The United States, for its part, aware of the vast wealth at stake, and obsessed, as usual, by the struggle against "communism", also undertook to control the political situation on the spot. CIA Director Allen Dulles predicts "a communist takeover with disastrous consequences [...] for the interests of the free world" and released a $ 100,000 emergency fund to replace Patrice Lumumba’s government with a "group" pro-Western ". President Eisenhower decreed that it would be "very difficult, if not impossible, to negotiate with Lumumba," and that the latter represented "a threat to peace and security in the world." Just that ! A former junior postal worker in the Congolese jungle at the head of a bloodless country was therefore a serious threat to a country like the United States which had the power to annihilate, in a few hours, any hint of rebellion in the country. most parts of the world.

Of course, a massive press campaign in the United States supported the idea that the Soviets through Lumumba were about to get their hands on the Congo and that the whole world was in grave danger.

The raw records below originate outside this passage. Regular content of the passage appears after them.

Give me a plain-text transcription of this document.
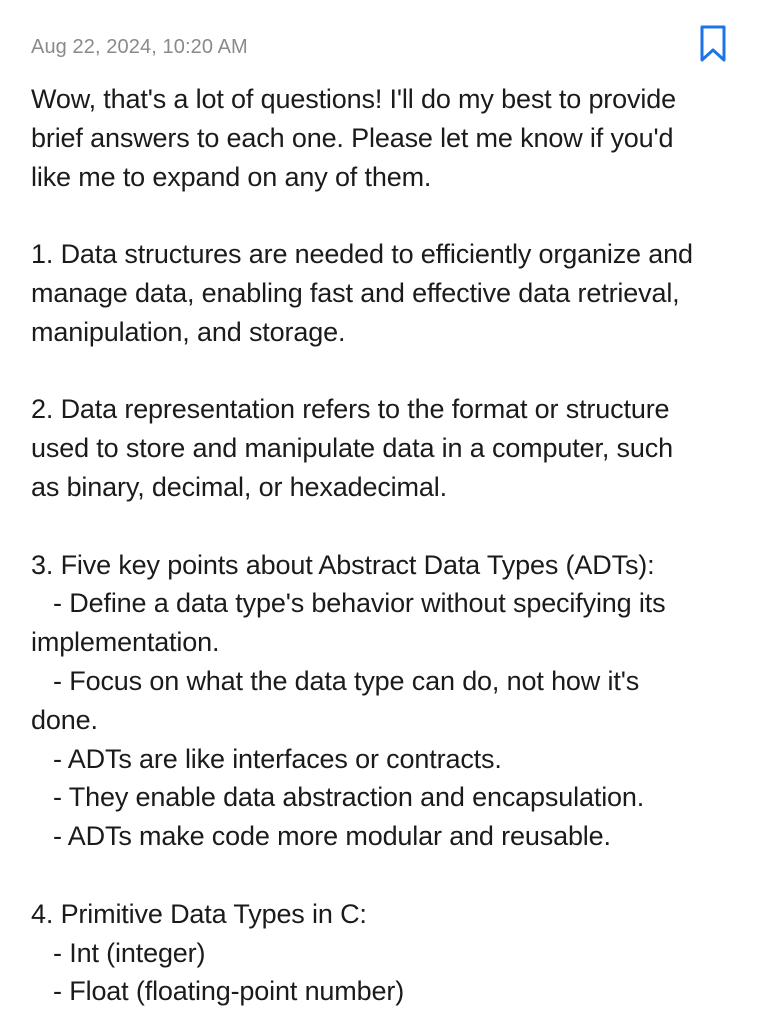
Aug 22, 2024, 10:20 AM
Wow, that's a lot of questions! I'll do my best to provide
brief answers to each one. Please let me know if you'd
like me to expand on any of them.
1. Data structures are needed to efficiently organize and
manage data, enabling fast and effective data retrieval,
manipulation, and storage.
2. Data representation refers to the format or structure
used to store and manipulate data in a computer, such
as binary, decimal, or hexadecimal.
3. Five key points about Abstract Data Types (ADTs):
- Define a data type's behavior without specifying its
implementation.
- Focus on what the data type can do, not how it's
done.
- ADTs are like interfaces or contracts.
- They enable data abstraction and encapsulation.
- ADTs make code more modular and reusable.
4. Primitive Data Types in C:
- Int (integer)
- Float (floating-point number)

It must be said that it was mainly the financial interests in Katanga of certain senior officials of the American administration who were then in serious danger.

The United States therefore supported the Belgian military intervention in Katanga in the name of world peace and stability. Only the intervention of the Belgians was particularly violent and deadly, which led the UN, particularly under the pressure of many countries of the African-Asian bloc, to demand the withdrawal of the Belgians and their replacement by the UN forces. . However, we give you a thousand, the leaders of the United Nations operation in Congo were all Americans. It must be said that Lumumba did not have the favors of the United Nations, of which he had openly criticized the too pro-Western policy.

Thus, despite Lumumba’s repeated demands, the UN forces did nothing to fix the situation there. Lumumba called for UN intervention that sent troops everywhere except Katanga, and refused to oppose the "independence" of Katanga which she was aware of illegality. Deadly fighting continued and the Lumumba government had to face a second uprising in another province of the country. In this climate of confusion and chaos, Congo’s president Joseph Kasavubu decided to fire Lumumba. It must be said that the CIA was, with green banknotes, a remarkable persuasive work with Congolese politicians. Only this work had to have its limits since Lumumba, if it no longer had the favor of the president now maintained by the CIA, enjoyed the support of the Congolese parliament still largely independent. Lumumba was nevertheless removed from office and without official power continued despite all the resistance with the support of many Congolese. The parliament was close to voting its restitution when Mobutu, the army’s number one, took power in a coup designed by the Americans and placed the Congolese leaders under house arrest.

During this confused period when Lumumba did not really have any more power, "the CIA and senior officials of the US administration have continued to consider it a threat." It was said that "his talent and dynamism alone allowed him to restore his position whenever it seemed ruined", that "it was a bewitching speaker, capable of convincing massive crowds to take action," that "if he were allowed to speak to a battalion of the Congolese army, he would do what he wanted after five minutes." (Report for the US Senate of the Study Commission on Government Operations Related to Activities, November 20, 1975).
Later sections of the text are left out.